E. The N-Word Pervades the Workplace with the Disease of Racism.

A singular use of the N-word at work is pervasive; like a contagion, it embeds and replicates the pathogenic racial subjugation-domination dynamic in the workplace culture. See Rebecca Gibian, Why Words Matter: The Neuroscience of Hate Speech, Inside Hook (Nov. 1, 2018), https://www.insidehook. (repeated exposure to hate speech can increase prejudice and desensitize individuals to verbal aggression).

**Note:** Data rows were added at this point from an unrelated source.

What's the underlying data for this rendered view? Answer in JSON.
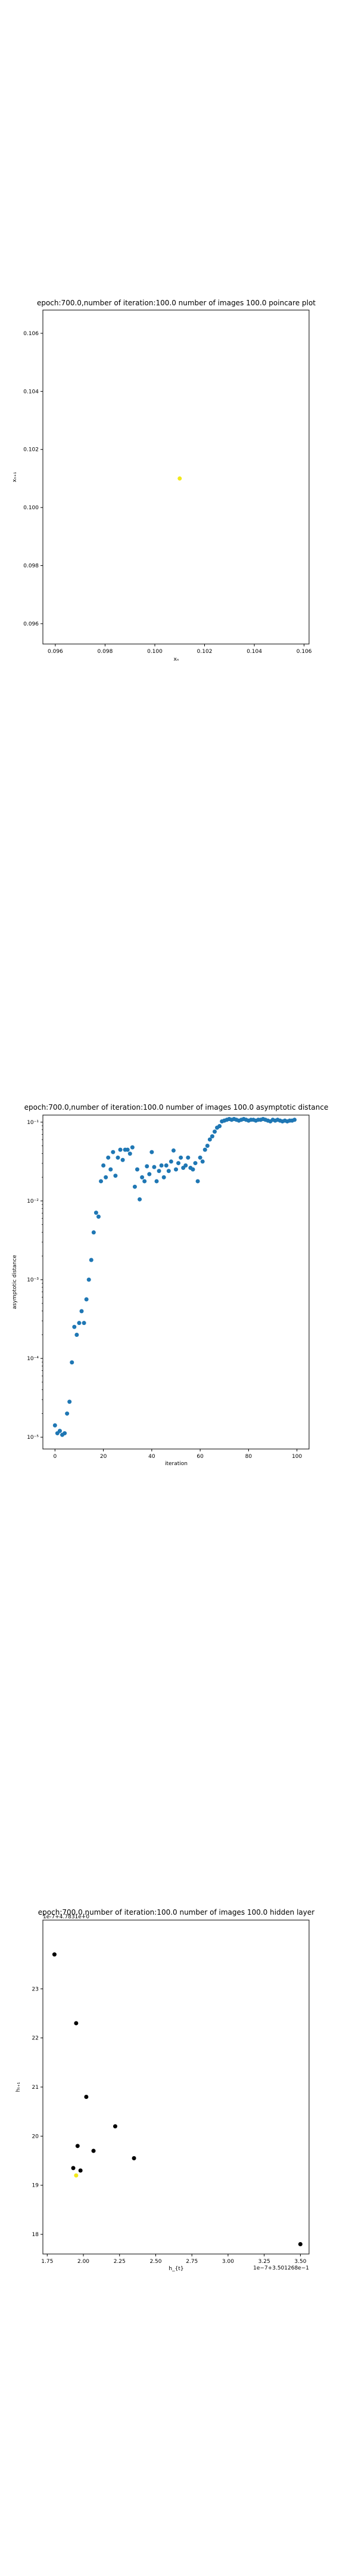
{
  "chart_data": [
    {
      "type": "scatter",
      "title": "epoch:700.0,number of iteration:100.0 number of images 100.0 poincare plot",
      "xlabel": "xₙ",
      "ylabel": "xₙ₊₁",
      "xlim": [
        0.0955,
        0.1062
      ],
      "ylim": [
        0.0953,
        0.1068
      ],
      "xticks": [
        0.096,
        0.098,
        0.1,
        0.102,
        0.104,
        0.106
      ],
      "yticks": [
        0.096,
        0.098,
        0.1,
        0.102,
        0.104,
        0.106
      ],
      "xtick_labels": [
        "0.096",
        "0.098",
        "0.100",
        "0.102",
        "0.104",
        "0.106"
      ],
      "ytick_labels": [
        "0.096",
        "0.098",
        "0.100",
        "0.102",
        "0.104",
        "0.106"
      ],
      "color": "#f2e81a",
      "points": [
        {
          "x": 0.101,
          "y": 0.101
        }
      ],
      "grid": false
    },
    {
      "type": "scatter",
      "title": "epoch:700.0,number of iteration:100.0  number of images 100.0 asymptotic distance",
      "xlabel": "iteration",
      "ylabel": "asymptotic distance",
      "xlim": [
        -5,
        105
      ],
      "ylim_log10": [
        -5.15,
        -0.91
      ],
      "log_y": true,
      "xticks": [
        0,
        20,
        40,
        60,
        80,
        100
      ],
      "xtick_labels": [
        "0",
        "20",
        "40",
        "60",
        "80",
        "100"
      ],
      "yticks_log10": [
        -5,
        -4,
        -3,
        -2,
        -1
      ],
      "ytick_labels": [
        "10⁻⁵",
        "10⁻⁴",
        "10⁻³",
        "10⁻²",
        "10⁻¹"
      ],
      "color": "#1f77b4",
      "x": [
        0,
        1,
        2,
        3,
        4,
        5,
        6,
        7,
        8,
        9,
        10,
        11,
        12,
        13,
        14,
        15,
        16,
        17,
        18,
        19,
        20,
        21,
        22,
        23,
        24,
        25,
        26,
        27,
        28,
        29,
        30,
        31,
        32,
        33,
        34,
        35,
        36,
        37,
        38,
        39,
        40,
        41,
        42,
        43,
        44,
        45,
        46,
        47,
        48,
        49,
        50,
        51,
        52,
        53,
        54,
        55,
        56,
        57,
        58,
        59,
        60,
        61,
        62,
        63,
        64,
        65,
        66,
        67,
        68,
        69,
        70,
        71,
        72,
        73,
        74,
        75,
        76,
        77,
        78,
        79,
        80,
        81,
        82,
        83,
        84,
        85,
        86,
        87,
        88,
        89,
        90,
        91,
        92,
        93,
        94,
        95,
        96,
        97,
        98,
        99
      ],
      "y_log10": [
        -4.85,
        -4.95,
        -4.92,
        -4.97,
        -4.95,
        -4.7,
        -4.55,
        -4.05,
        -3.6,
        -3.7,
        -3.55,
        -3.4,
        -3.55,
        -3.25,
        -3.0,
        -2.75,
        -2.4,
        -2.15,
        -2.2,
        -1.75,
        -1.55,
        -1.7,
        -1.45,
        -1.6,
        -1.38,
        -1.68,
        -1.45,
        -1.35,
        -1.48,
        -1.35,
        -1.35,
        -1.4,
        -1.32,
        -1.82,
        -1.6,
        -1.98,
        -1.7,
        -1.75,
        -1.56,
        -1.66,
        -1.38,
        -1.57,
        -1.75,
        -1.62,
        -1.55,
        -1.7,
        -1.55,
        -1.62,
        -1.5,
        -1.36,
        -1.6,
        -1.52,
        -1.45,
        -1.58,
        -1.55,
        -1.45,
        -1.58,
        -1.6,
        -1.52,
        -1.75,
        -1.45,
        -1.5,
        -1.35,
        -1.3,
        -1.22,
        -1.18,
        -1.12,
        -1.07,
        -1.05,
        -0.99,
        -0.98,
        -0.97,
        -0.96,
        -0.97,
        -0.96,
        -0.97,
        -0.98,
        -0.97,
        -0.96,
        -0.97,
        -0.98,
        -0.97,
        -0.97,
        -0.98,
        -0.97,
        -0.97,
        -0.96,
        -0.97,
        -0.98,
        -0.99,
        -0.97,
        -0.98,
        -0.97,
        -0.98,
        -0.99,
        -0.98,
        -0.99,
        -0.98,
        -0.98,
        -0.97
      ],
      "grid": false
    },
    {
      "type": "scatter",
      "title": "epoch:700.0,number of iteration:100.0  number of images 100.0 hidden layer",
      "offset_text_top": "1e-7+4.7831e+0",
      "offset_text_bottom": "1e−7+3.501268e−1",
      "xlabel": "h_{t}",
      "ylabel": "hₜ₊₁",
      "xlim": [
        1.72,
        3.56
      ],
      "ylim": [
        17.6,
        24.4
      ],
      "xticks": [
        1.75,
        2.0,
        2.25,
        2.5,
        2.75,
        3.0,
        3.25,
        3.5
      ],
      "xtick_labels": [
        "1.75",
        "2.00",
        "2.25",
        "2.50",
        "2.75",
        "3.00",
        "3.25",
        "3.50"
      ],
      "yticks": [
        18,
        19,
        20,
        21,
        22,
        23
      ],
      "ytick_labels": [
        "18",
        "19",
        "20",
        "21",
        "22",
        "23"
      ],
      "points": [
        {
          "x": 1.8,
          "y": 23.7,
          "color": "#000000"
        },
        {
          "x": 1.95,
          "y": 22.3,
          "color": "#000000"
        },
        {
          "x": 2.02,
          "y": 20.8,
          "color": "#000000"
        },
        {
          "x": 2.22,
          "y": 20.2,
          "color": "#000000"
        },
        {
          "x": 1.96,
          "y": 19.8,
          "color": "#000000"
        },
        {
          "x": 2.07,
          "y": 19.7,
          "color": "#000000"
        },
        {
          "x": 2.35,
          "y": 19.55,
          "color": "#000000"
        },
        {
          "x": 1.93,
          "y": 19.35,
          "color": "#000000"
        },
        {
          "x": 1.98,
          "y": 19.3,
          "color": "#000000"
        },
        {
          "x": 1.95,
          "y": 19.2,
          "color": "#f2e81a"
        },
        {
          "x": 3.5,
          "y": 17.8,
          "color": "#000000"
        }
      ],
      "grid": false
    }
  ]
}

Aside from the acute psychic and physical harm the N-word can have on its target, its collateral consequences are ongoing and pervasive: Racially discriminatory conduct, particularly when it goes unabated, can poison the work environment, validate and encourage additional hateful conduct, and create a chain reaction effect throughout the workplace. Racial slurs, particularly in an office environment, are a means of enforcing and maintaining social hierarchy. “[A] key antecedent for those who use racial slurs is the desire for their dominant social group ... to retain a dominant social position relative to members of subordinate groups.” Ashleigh Shelby Rosette et al., Why Do Racial Slurs Remain Prevalent in the Workplace? Integrating Theory on Intergroup Behavior, 24 Org. Sci. 1402, 1403 (2013). “Racial slurs are used to reinforce divides between racial groups.” Id. at 1405. Indeed, members of the socially dominant group tend to remain silent when they observe the use of racial slurs by other members of the same group against a target in a subordinate group. Id.

Moreover, when accepted in the workplace as shoptalk or “mere utterance,” the N-word desensitizes bystanders, increasing the racial empathy gap that underwrites myriad terrible social outcomes for Black people. Americans are socialized to feel less empathy for Black people due to conditioning by hegemonic stereotypes. Jason Silverstein, I Don't Feel Your Pain: A failure of empathy perpetuates racial disparities, Slate (June 27, 2013), https://slate.com/technology/2013/06/ racial-empathy-gap-people-dont-perceive-pain-in-other-races.html. Based on experimentation, neuroscientists conclude that exposure to hate speech increases prejudice through desensitization, and that dehumanizing the target may reduce empathy. Id.

The use of the N-word in the workplace thus has the institutional effect of replicating race-based social hierarchies, and at the interpersonal level, it may empower office colleagues to engage in similar (or even escalated) harassing conduct. Ultimately, a single, isolated incident can be infectious, increasing the likelihood of subsequent racial slurs and other forms of discrimination. The Seventh Circuit in Daniels v. Essex Group, Inc., 937 F.2d 1264 (7th Cir. 1991), described this very phenomenon. There, the unaddressed “racial taunts” (“Nigger jokes”) against a Black employee by coworkers escalated over time to violent threats and a facsimile lynching of a black dummy marking “the outbreak of a more injurious strain of the virus of racism that had already infected the workplace.” Id. at 1266, 1274-75.

African Americans are vulnerable to unique forms of workplace hostility and systemic industrial inequality. For example, Black women are more likely than white women to suffer workplace sexual harassment. Black Women Disproportionately Experience Workplace Sexual Harassment, New NWLC Report Reveals, Nat'l Women's Law Ctr. (Aug. 2, 2018), https://nwlc.org/press-releases/black-women-disproportionately-experience-workplace-sexual-harassment-new-nwlc-report-reveals/. Further, they are likely to be treated unfairly in promotions and training and discriminated against in advancement opportunities. Andie Kramer, Recognizing Workplace Challenges Faced by Black Women Leaders, Forbes (Jan. 7, 2020), https://www.forbes.com/sites/andiekramer/ 2020/01/07/recognizing-workplace-challenges-faced-by-black-women-leaders/.

Recognizing that African American workers suffer unique, outsized racialized harms is consistent with Title VII's recognition of the importance of subjective experience in assessing harassment violations.